UK economy relies on stretched consumers as Brexit hits investment
- Prime Minister Theresa May faces deep opposition in her Conservative Party to the divorce agreement she negotiated with the EU, raising the risk of a “no-deal” departure, something that could hurt the economy.
- The Bank of England said on Thursday that companies were scaling back investment due to Brexit uncertainty, although the risk of disruption at the borders had boosted spending on warehousing and port capacity.
Britain’s economy relied on its financially stretched households to power growth in the three months to September as businesses, worried about Brexit, cut investment for the longest period since the global financial crisis, official data indicated.
The figures also showed the country’s balance of payments shortfall was its widest in two years.
The Office for National Statistics (ONS) confirmed a preliminary estimate that Britain’s economy – the world’s fifth-biggest – grew by 0.6 percent in the third quarter from the previous three months.
That was the fastest increase since the end of 2016 as consumers spent heavily during the World Cup soccer tournament and a heat wave.
But more recent data suggested growth is slowing sharply ahead of Britain’s exit from the European Union in less than 100 days time, and as the global economy weakens.
Prime Minister Theresa May faces deep opposition in her Conservative Party to the divorce agreement she negotiated with the EU, raising the risk of a “no-deal” departure, something that could hurt the economy.
ONS statistician Rob Kent-Smith said households spent more than they received for an unprecedented eighth quarter in a row, raising questions about their ability to keep on spending and driving the country’s economy.
Real household disposable income was flat in the third quarter, the second weakest reading since the start of 2017.
“The longer-term picture remains subdued and business investment has now fallen for three consecutive quarters,” Kent Smith said.
The last time businesses cut back on investment for three or more quarters in a row was during the depths of the financial crisis a decade ago.
The Bank of England said on Thursday that companies were scaling back investment due to Brexit uncertainty, although the risk of disruption at the borders had boosted spending on warehousing and port capacity.
Friday’s ONS data showed inventories were their highest since the end of 2016, suggesting companies were stockpiling to avoid potential customs delays after Brexit.
Earlier on Friday, private-sector economic surveys showed the weakest consumer sentiment since 2013, and the lowest business morale since 2016’s Brexit referendum, as well as the biggest drop in car production since 2009.
On Thursday the BoE lowered its growth forecasts, predicting quarterly expansion of just 0.2 percent for last three months of 2018 and the first three months of 2019.

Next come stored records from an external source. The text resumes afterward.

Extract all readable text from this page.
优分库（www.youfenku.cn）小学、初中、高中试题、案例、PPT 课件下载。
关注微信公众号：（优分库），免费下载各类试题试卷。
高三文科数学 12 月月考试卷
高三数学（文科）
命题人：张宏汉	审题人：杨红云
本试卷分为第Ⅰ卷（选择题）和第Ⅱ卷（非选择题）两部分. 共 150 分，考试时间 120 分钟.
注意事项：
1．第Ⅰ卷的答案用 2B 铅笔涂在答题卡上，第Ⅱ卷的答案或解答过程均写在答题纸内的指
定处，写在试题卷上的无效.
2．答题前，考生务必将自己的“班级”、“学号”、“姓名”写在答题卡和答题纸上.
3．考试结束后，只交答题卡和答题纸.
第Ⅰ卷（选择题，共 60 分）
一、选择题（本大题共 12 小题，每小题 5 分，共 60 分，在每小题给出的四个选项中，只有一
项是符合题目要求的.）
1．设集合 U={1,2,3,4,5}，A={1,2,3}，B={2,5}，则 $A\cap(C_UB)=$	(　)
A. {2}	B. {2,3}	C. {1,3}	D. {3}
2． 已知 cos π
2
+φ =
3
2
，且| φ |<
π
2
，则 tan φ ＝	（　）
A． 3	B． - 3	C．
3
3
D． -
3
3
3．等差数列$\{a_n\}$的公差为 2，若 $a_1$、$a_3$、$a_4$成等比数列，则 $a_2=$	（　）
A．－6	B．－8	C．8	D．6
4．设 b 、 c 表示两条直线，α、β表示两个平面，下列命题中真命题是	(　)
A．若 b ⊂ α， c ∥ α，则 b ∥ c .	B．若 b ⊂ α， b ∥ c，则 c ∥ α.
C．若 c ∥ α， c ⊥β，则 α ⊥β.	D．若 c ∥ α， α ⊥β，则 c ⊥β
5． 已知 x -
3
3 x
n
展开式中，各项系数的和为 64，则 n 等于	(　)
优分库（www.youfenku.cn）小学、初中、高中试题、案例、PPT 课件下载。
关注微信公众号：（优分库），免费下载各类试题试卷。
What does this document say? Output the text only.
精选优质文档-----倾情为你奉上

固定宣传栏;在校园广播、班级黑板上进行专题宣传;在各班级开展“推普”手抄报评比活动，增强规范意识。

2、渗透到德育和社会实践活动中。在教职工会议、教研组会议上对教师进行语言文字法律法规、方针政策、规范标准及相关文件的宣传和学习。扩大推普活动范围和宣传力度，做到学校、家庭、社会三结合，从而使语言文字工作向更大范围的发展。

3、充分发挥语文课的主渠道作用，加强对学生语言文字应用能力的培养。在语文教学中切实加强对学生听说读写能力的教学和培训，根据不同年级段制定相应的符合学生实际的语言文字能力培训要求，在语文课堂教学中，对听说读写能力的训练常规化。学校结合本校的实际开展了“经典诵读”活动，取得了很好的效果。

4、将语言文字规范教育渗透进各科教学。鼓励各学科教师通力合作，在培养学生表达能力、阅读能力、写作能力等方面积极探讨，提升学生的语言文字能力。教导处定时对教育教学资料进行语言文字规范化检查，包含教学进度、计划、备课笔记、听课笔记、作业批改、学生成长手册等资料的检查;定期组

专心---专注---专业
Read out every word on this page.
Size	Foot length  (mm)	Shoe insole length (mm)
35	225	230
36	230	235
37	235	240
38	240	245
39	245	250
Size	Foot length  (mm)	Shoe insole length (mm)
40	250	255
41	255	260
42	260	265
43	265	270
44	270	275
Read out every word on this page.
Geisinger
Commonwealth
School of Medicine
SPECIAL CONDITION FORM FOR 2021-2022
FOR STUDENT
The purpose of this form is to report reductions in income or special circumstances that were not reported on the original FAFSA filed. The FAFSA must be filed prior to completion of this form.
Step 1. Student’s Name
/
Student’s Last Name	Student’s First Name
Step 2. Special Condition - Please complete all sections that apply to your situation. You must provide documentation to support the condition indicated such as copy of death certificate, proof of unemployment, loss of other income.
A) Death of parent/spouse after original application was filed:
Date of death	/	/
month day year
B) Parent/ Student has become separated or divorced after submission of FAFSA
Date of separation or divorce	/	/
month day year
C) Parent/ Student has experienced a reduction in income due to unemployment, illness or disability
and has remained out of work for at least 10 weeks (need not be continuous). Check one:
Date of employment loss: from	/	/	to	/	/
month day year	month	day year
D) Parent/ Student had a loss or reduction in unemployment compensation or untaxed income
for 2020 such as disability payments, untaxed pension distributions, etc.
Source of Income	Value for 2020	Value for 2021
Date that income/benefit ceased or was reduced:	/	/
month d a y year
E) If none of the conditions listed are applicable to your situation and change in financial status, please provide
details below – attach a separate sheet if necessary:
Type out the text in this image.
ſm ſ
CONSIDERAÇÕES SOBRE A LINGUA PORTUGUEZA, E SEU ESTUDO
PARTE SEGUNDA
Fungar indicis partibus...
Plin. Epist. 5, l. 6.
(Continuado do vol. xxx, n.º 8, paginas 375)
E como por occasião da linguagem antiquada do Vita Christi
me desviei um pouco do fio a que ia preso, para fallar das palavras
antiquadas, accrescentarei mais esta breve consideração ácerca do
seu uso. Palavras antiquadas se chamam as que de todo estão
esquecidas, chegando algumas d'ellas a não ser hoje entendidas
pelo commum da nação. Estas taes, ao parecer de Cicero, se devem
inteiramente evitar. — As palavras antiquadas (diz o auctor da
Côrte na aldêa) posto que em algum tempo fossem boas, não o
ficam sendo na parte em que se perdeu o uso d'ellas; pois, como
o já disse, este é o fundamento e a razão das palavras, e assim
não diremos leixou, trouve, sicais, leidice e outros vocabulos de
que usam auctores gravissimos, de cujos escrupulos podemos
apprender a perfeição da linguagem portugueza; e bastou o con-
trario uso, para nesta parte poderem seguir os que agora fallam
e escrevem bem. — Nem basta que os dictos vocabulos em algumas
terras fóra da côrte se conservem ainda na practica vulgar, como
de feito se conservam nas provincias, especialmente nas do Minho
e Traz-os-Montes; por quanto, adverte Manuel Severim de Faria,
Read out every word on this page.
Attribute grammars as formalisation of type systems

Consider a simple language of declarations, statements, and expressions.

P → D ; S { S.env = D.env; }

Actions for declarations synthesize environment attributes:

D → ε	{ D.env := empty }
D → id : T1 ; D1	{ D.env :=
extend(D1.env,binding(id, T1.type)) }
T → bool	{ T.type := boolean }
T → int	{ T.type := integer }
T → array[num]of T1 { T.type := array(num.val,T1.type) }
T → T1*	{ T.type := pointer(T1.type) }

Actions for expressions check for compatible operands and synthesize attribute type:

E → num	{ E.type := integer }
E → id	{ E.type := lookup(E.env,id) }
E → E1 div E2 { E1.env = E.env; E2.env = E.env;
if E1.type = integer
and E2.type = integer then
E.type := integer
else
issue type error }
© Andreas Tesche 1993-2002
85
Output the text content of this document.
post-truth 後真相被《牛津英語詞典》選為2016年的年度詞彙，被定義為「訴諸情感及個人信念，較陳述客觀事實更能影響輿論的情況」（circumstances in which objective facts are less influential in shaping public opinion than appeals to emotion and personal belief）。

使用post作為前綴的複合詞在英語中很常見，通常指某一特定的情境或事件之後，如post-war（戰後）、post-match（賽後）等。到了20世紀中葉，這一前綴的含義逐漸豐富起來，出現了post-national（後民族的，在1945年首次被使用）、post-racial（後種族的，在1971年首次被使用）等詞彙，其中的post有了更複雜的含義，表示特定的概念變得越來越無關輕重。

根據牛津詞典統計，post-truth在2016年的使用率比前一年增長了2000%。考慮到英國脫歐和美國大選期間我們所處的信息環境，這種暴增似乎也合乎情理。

Current account deficit widens
The ONS said the difference between money flowing in and out of Britain widened to 26.5 billion pounds ($33.5 billion) in the third quarter, the biggest deficit since the third quarter of 2016.
It was bigger than all forecasts in a Reuters poll of economists.
BoE Governor Mark Carney has previously warned that the large current account deficit left Britain reliant on “the kindness of strangers”.
The deficit was equivalent to 4.9 percent of the country’s economic output, again the widest in two years and up from 3.8 percent in the three months to June.
However at least some of the shortfall appeared to be due to positive news – higher profits at foreign-owned British companies, some of which flowed to overseas investors.
The ONS also said Britain narrowed its budget deficit by more than anticipated to 7.2 billion pounds. For the first eight months of the financial year, the deficit was just under 33 billion pounds, down nearly 30 percent from 2017.
Finance minister Philip Hammond has promised that an end to government austerity is within sight, but his plans to relax his grip on public spending could be knocked off course if Britain’s economy suffers from a disruptive exit from the EU.